Agents are inherently doers and the breadth of their inbuilt skills is vast. But agents don’t necessarily understand company context. That’s where SKILLS come in.

SKILLS

The primary UI through which you might leverage agents is through Claude’s Co-Work, Google’s Anti Gravity or Open AI’s Codex which all teach the concept of Agents with customizable SKILLS. These SKILLS are nothing but simple markdown (plain-text) documents where you store objectives, detailed guidelines, SOPs, and hard constraints written down in plain English. This way if you have a process that repeats but isn’t the same every-time, you would write it up as a SKILL to save employees time. They can simply invoke a SKILL instead of repeating instructions. Agents in Claude for instance can use SKILLs once invoked to manipulate documents in most popular formats, Word, Spreadsheets, Slides. They can also connect to most popular Cloud services. Anyone can write up a SKILL document, but you would typically take the assistance of AI in a chat interface to write it up.

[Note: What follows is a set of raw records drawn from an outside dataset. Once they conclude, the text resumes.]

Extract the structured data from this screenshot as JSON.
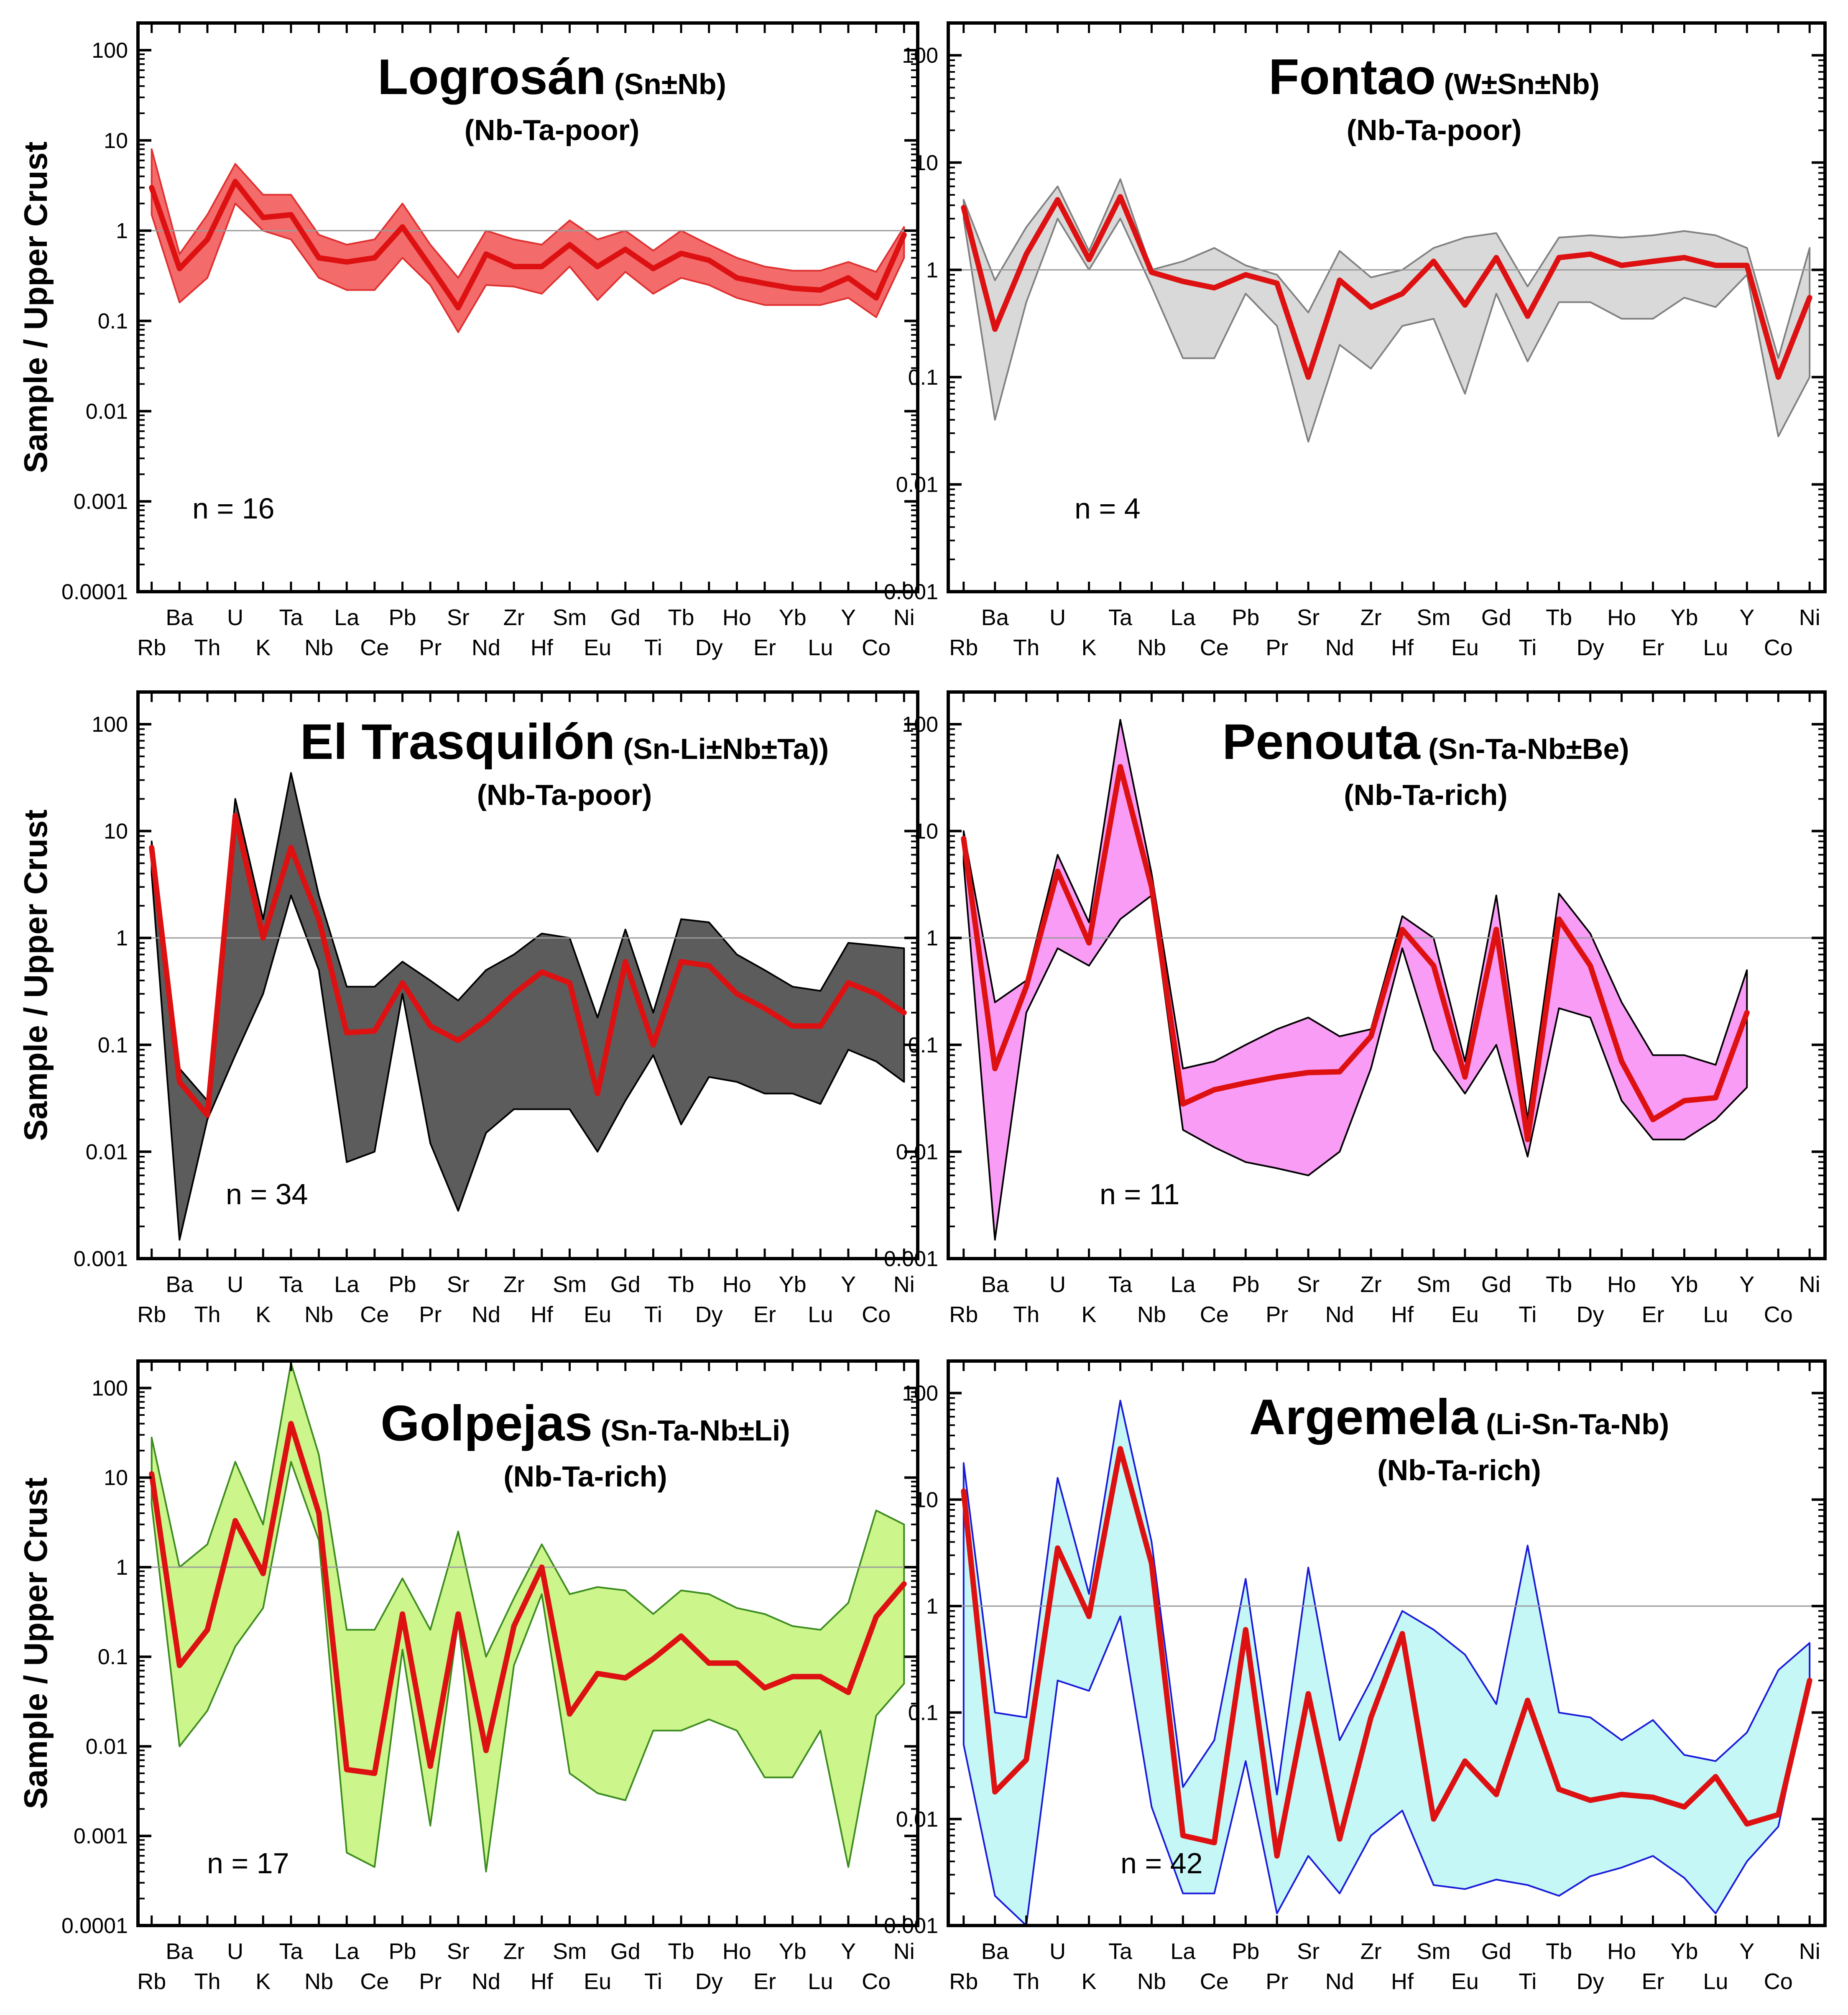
{
  "figure": {
    "y_axis_label": "Sample / Upper Crust",
    "elements": [
      "Rb",
      "Ba",
      "Th",
      "U",
      "K",
      "Ta",
      "Nb",
      "La",
      "Ce",
      "Pb",
      "Pr",
      "Sr",
      "Nd",
      "Zr",
      "Hf",
      "Sm",
      "Eu",
      "Gd",
      "Ti",
      "Tb",
      "Dy",
      "Ho",
      "Er",
      "Yb",
      "Lu",
      "Y",
      "Co",
      "Ni"
    ]
  },
  "chart_data": [
    {
      "type": "line",
      "title": "Logrosán",
      "title_suffix": "(Sn±Nb)",
      "subtitle": "(Nb-Ta-poor)",
      "n_label": "n = 16",
      "fill_color": "#f36b6b",
      "edge_color": "#e03030",
      "line_color": "#dd1111",
      "yscale": "log",
      "ylim": [
        0.0001,
        200
      ],
      "y_ticks": [
        0.0001,
        0.001,
        0.01,
        0.1,
        1,
        10,
        100
      ],
      "y_tick_labels": [
        "0.0001",
        "0.001",
        "0.01",
        "0.1",
        "1",
        "10",
        "100"
      ],
      "reference_line": 1,
      "series": [
        {
          "name": "median",
          "values": [
            3,
            0.38,
            0.8,
            3.5,
            1.4,
            1.5,
            0.5,
            0.45,
            0.5,
            1.1,
            0.4,
            0.14,
            0.55,
            0.4,
            0.4,
            0.7,
            0.4,
            0.62,
            0.38,
            0.56,
            0.47,
            0.3,
            0.26,
            0.23,
            0.22,
            0.3,
            0.18,
            0.9
          ]
        },
        {
          "name": "max",
          "values": [
            8,
            0.55,
            1.5,
            5.5,
            2.5,
            2.5,
            0.9,
            0.7,
            0.8,
            2,
            0.7,
            0.3,
            1,
            0.8,
            0.7,
            1.3,
            0.8,
            1,
            0.6,
            1,
            0.7,
            0.5,
            0.4,
            0.36,
            0.36,
            0.45,
            0.35,
            1.1
          ]
        },
        {
          "name": "min",
          "values": [
            1.5,
            0.16,
            0.3,
            2,
            1,
            0.8,
            0.3,
            0.22,
            0.22,
            0.5,
            0.25,
            0.075,
            0.25,
            0.24,
            0.2,
            0.4,
            0.17,
            0.35,
            0.2,
            0.3,
            0.25,
            0.18,
            0.15,
            0.15,
            0.15,
            0.18,
            0.11,
            0.5
          ]
        }
      ]
    },
    {
      "type": "line",
      "title": "Fontao",
      "title_suffix": "(W±Sn±Nb)",
      "subtitle": "(Nb-Ta-poor)",
      "n_label": "n = 4",
      "fill_color": "#d9d9d9",
      "edge_color": "#808080",
      "line_color": "#dd1111",
      "yscale": "log",
      "ylim": [
        0.001,
        200
      ],
      "y_ticks": [
        0.001,
        0.01,
        0.1,
        1,
        10,
        100
      ],
      "y_tick_labels": [
        "0.001",
        "0.01",
        "0.1",
        "1",
        "10",
        "100"
      ],
      "reference_line": 1,
      "series": [
        {
          "name": "median",
          "values": [
            3.8,
            0.28,
            1.4,
            4.5,
            1.25,
            4.8,
            0.95,
            0.78,
            0.68,
            0.9,
            0.75,
            0.1,
            0.8,
            0.45,
            0.6,
            1.2,
            0.47,
            1.3,
            0.37,
            1.3,
            1.4,
            1.1,
            1.2,
            1.3,
            1.1,
            1.1,
            0.1,
            0.55
          ]
        },
        {
          "name": "max",
          "values": [
            4.5,
            0.8,
            2.5,
            6,
            1.5,
            7,
            1,
            1.2,
            1.6,
            1.1,
            0.9,
            0.4,
            1.5,
            0.85,
            1,
            1.6,
            2,
            2.2,
            0.7,
            2,
            2.1,
            2,
            2.1,
            2.3,
            2.1,
            1.6,
            0.15,
            1.6
          ]
        },
        {
          "name": "min",
          "values": [
            3,
            0.04,
            0.5,
            3,
            1,
            3,
            0.7,
            0.15,
            0.15,
            0.6,
            0.3,
            0.025,
            0.2,
            0.12,
            0.3,
            0.35,
            0.07,
            0.6,
            0.14,
            0.5,
            0.5,
            0.35,
            0.35,
            0.55,
            0.45,
            0.9,
            0.028,
            0.1
          ]
        }
      ]
    },
    {
      "type": "line",
      "title": "El Trasquilón",
      "title_suffix": "(Sn-Li±Nb±Ta))",
      "subtitle": "(Nb-Ta-poor)",
      "n_label": "n = 34",
      "fill_color": "#5c5c5c",
      "edge_color": "#000000",
      "line_color": "#dd1111",
      "yscale": "log",
      "ylim": [
        0.001,
        200
      ],
      "y_ticks": [
        0.001,
        0.01,
        0.1,
        1,
        10,
        100
      ],
      "y_tick_labels": [
        "0.001",
        "0.01",
        "0.1",
        "1",
        "10",
        "100"
      ],
      "reference_line": 1,
      "series": [
        {
          "name": "median",
          "values": [
            7,
            0.045,
            0.022,
            14,
            1,
            7,
            1.5,
            0.13,
            0.135,
            0.38,
            0.15,
            0.11,
            0.17,
            0.3,
            0.48,
            0.38,
            0.035,
            0.6,
            0.1,
            0.6,
            0.55,
            0.3,
            0.22,
            0.15,
            0.15,
            0.38,
            0.3,
            0.2
          ]
        },
        {
          "name": "max",
          "values": [
            8,
            0.06,
            0.03,
            20,
            1.5,
            35,
            2.5,
            0.35,
            0.35,
            0.6,
            0.4,
            0.26,
            0.5,
            0.7,
            1.1,
            1,
            0.18,
            1.2,
            0.2,
            1.5,
            1.4,
            0.7,
            0.5,
            0.35,
            0.32,
            0.9,
            0.85,
            0.8
          ]
        },
        {
          "name": "min",
          "values": [
            4,
            0.0015,
            0.02,
            0.08,
            0.3,
            2.5,
            0.5,
            0.008,
            0.01,
            0.3,
            0.012,
            0.0028,
            0.015,
            0.025,
            0.025,
            0.025,
            0.01,
            0.03,
            0.08,
            0.018,
            0.05,
            0.045,
            0.035,
            0.035,
            0.028,
            0.09,
            0.07,
            0.045
          ]
        }
      ]
    },
    {
      "type": "line",
      "title": "Penouta",
      "title_suffix": "(Sn-Ta-Nb±Be)",
      "subtitle": "(Nb-Ta-rich)",
      "n_label": "n = 11",
      "fill_color": "#f99cf5",
      "edge_color": "#000000",
      "line_color": "#dd1111",
      "yscale": "log",
      "ylim": [
        0.001,
        200
      ],
      "y_ticks": [
        0.001,
        0.01,
        0.1,
        1,
        10,
        100
      ],
      "y_tick_labels": [
        "0.001",
        "0.01",
        "0.1",
        "1",
        "10",
        "100"
      ],
      "reference_line": 1,
      "series": [
        {
          "name": "median",
          "values": [
            8.5,
            0.06,
            0.35,
            4.2,
            0.9,
            40,
            3,
            0.028,
            0.038,
            0.044,
            0.05,
            0.055,
            0.056,
            0.12,
            1.2,
            0.55,
            0.05,
            1.2,
            0.013,
            1.5,
            0.55,
            0.07,
            0.02,
            0.03,
            0.032,
            0.2
          ]
        },
        {
          "name": "max",
          "values": [
            10,
            0.25,
            0.4,
            6,
            1.4,
            110,
            4,
            0.06,
            0.07,
            0.1,
            0.14,
            0.18,
            0.12,
            0.14,
            1.6,
            1,
            0.07,
            2.5,
            0.02,
            2.6,
            1.1,
            0.25,
            0.08,
            0.08,
            0.065,
            0.5
          ]
        },
        {
          "name": "min",
          "values": [
            5,
            0.0015,
            0.2,
            0.8,
            0.55,
            1.5,
            2.5,
            0.016,
            0.011,
            0.008,
            0.007,
            0.006,
            0.01,
            0.06,
            0.8,
            0.09,
            0.035,
            0.1,
            0.009,
            0.22,
            0.18,
            0.03,
            0.013,
            0.013,
            0.02,
            0.04
          ]
        }
      ]
    },
    {
      "type": "line",
      "title": "Golpejas",
      "title_suffix": "(Sn-Ta-Nb±Li)",
      "subtitle": "(Nb-Ta-rich)",
      "n_label": "n = 17",
      "fill_color": "#ccf58c",
      "edge_color": "#3c8c1e",
      "line_color": "#dd1111",
      "yscale": "log",
      "ylim": [
        0.0001,
        200
      ],
      "y_ticks": [
        0.0001,
        0.001,
        0.01,
        0.1,
        1,
        10,
        100
      ],
      "y_tick_labels": [
        "0.0001",
        "0.001",
        "0.01",
        "0.1",
        "1",
        "10",
        "100"
      ],
      "reference_line": 1,
      "series": [
        {
          "name": "median",
          "values": [
            11,
            0.08,
            0.2,
            3.3,
            0.85,
            40,
            4,
            0.0055,
            0.005,
            0.3,
            0.006,
            0.3,
            0.009,
            0.22,
            1,
            0.023,
            0.065,
            0.058,
            0.095,
            0.17,
            0.085,
            0.085,
            0.045,
            0.06,
            0.06,
            0.04,
            0.28,
            0.65
          ]
        },
        {
          "name": "max",
          "values": [
            28,
            1,
            1.8,
            15,
            3,
            190,
            18,
            0.2,
            0.2,
            0.75,
            0.2,
            2.5,
            0.1,
            0.45,
            1.8,
            0.5,
            0.6,
            0.55,
            0.3,
            0.55,
            0.5,
            0.35,
            0.3,
            0.22,
            0.2,
            0.4,
            4.3,
            3
          ]
        },
        {
          "name": "min",
          "values": [
            5,
            0.01,
            0.025,
            0.13,
            0.35,
            15,
            2,
            0.00065,
            0.00045,
            0.12,
            0.0013,
            0.25,
            0.0004,
            0.08,
            0.5,
            0.005,
            0.003,
            0.0025,
            0.015,
            0.015,
            0.02,
            0.015,
            0.0045,
            0.0045,
            0.015,
            0.00045,
            0.022,
            0.05
          ]
        }
      ]
    },
    {
      "type": "line",
      "title": "Argemela",
      "title_suffix": "(Li-Sn-Ta-Nb)",
      "subtitle": "(Nb-Ta-rich)",
      "n_label": "n = 42",
      "fill_color": "#c5f7f7",
      "edge_color": "#1a1ad9",
      "line_color": "#dd1111",
      "yscale": "log",
      "ylim": [
        0.001,
        200
      ],
      "y_ticks": [
        0.001,
        0.01,
        0.1,
        1,
        10,
        100
      ],
      "y_tick_labels": [
        "0.001",
        "0.01",
        "0.1",
        "1",
        "10",
        "100"
      ],
      "reference_line": 1,
      "series": [
        {
          "name": "median",
          "values": [
            12,
            0.018,
            0.036,
            3.5,
            0.8,
            30,
            2.5,
            0.007,
            0.006,
            0.6,
            0.0045,
            0.15,
            0.0065,
            0.09,
            0.55,
            0.01,
            0.035,
            0.017,
            0.13,
            0.019,
            0.015,
            0.017,
            0.016,
            0.013,
            0.025,
            0.009,
            0.011,
            0.2
          ]
        },
        {
          "name": "max",
          "values": [
            22,
            0.1,
            0.09,
            16,
            1.3,
            85,
            4,
            0.02,
            0.055,
            1.8,
            0.017,
            2.3,
            0.055,
            0.2,
            0.9,
            0.6,
            0.35,
            0.12,
            3.7,
            0.1,
            0.09,
            0.055,
            0.085,
            0.04,
            0.035,
            0.065,
            0.25,
            0.45
          ]
        },
        {
          "name": "min",
          "values": [
            0.05,
            0.0019,
            0.001,
            0.2,
            0.16,
            0.8,
            0.013,
            0.002,
            0.002,
            0.035,
            0.0013,
            0.0045,
            0.002,
            0.007,
            0.012,
            0.0024,
            0.0022,
            0.0027,
            0.0024,
            0.0019,
            0.0029,
            0.0035,
            0.0045,
            0.0028,
            0.0013,
            0.004,
            0.0085,
            0.2
          ]
        }
      ]
    }
  ]
}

A SKILL is not simply a software program written in human language. Its much more. SKILLs are inherently flexible. This means that if we give an Agent a SKILL document for instance with guidance on how to fetch data from a particular website and the guidance in the document doesn’t match the reality the Agent is able to understand the higher level objective described in the SKILL and find other ways to achieve the objective.

Plugins

Often times problems are complex enough that sub-processes can be defined. These problems then require multiple SKILLs rather than a single one. A simple example is the work of a marketing team. Marketing involves working with material that goes onto different surfaces (website, product, brochure, social media etc). This involves review of copy and images for brand consistency and technical aspects, such as dimensions. The collateral then has to be repurposed for each surface. SKILLs can come in at each stage, whether review or repurposing. This leaves the marketing team to focus simply on the ensuring the Agent is optimizing for the correct metric, one that is relevant for the business. This is where human judgement and accountability is important. Agents might even choose metrics in some cases, but in the end a human is accountable.

Conclusion

This is just the beginning. AI Agents are beginning to prove their usefulness in less technical domains of knowledge work. You can think of agents as being packaged expertise of specialists that can be run by generalists. A well organized business, empowered by agents can now take on the work of 100 people with a team of 10. Many projects previously thought of as impossible or economically infeasible now become possible with agents. Their implementation can amplify the business’s top line and optimize its bottom line.

The bottleneck no longer is expertise, its judgement. So what are you going to have your agents build?!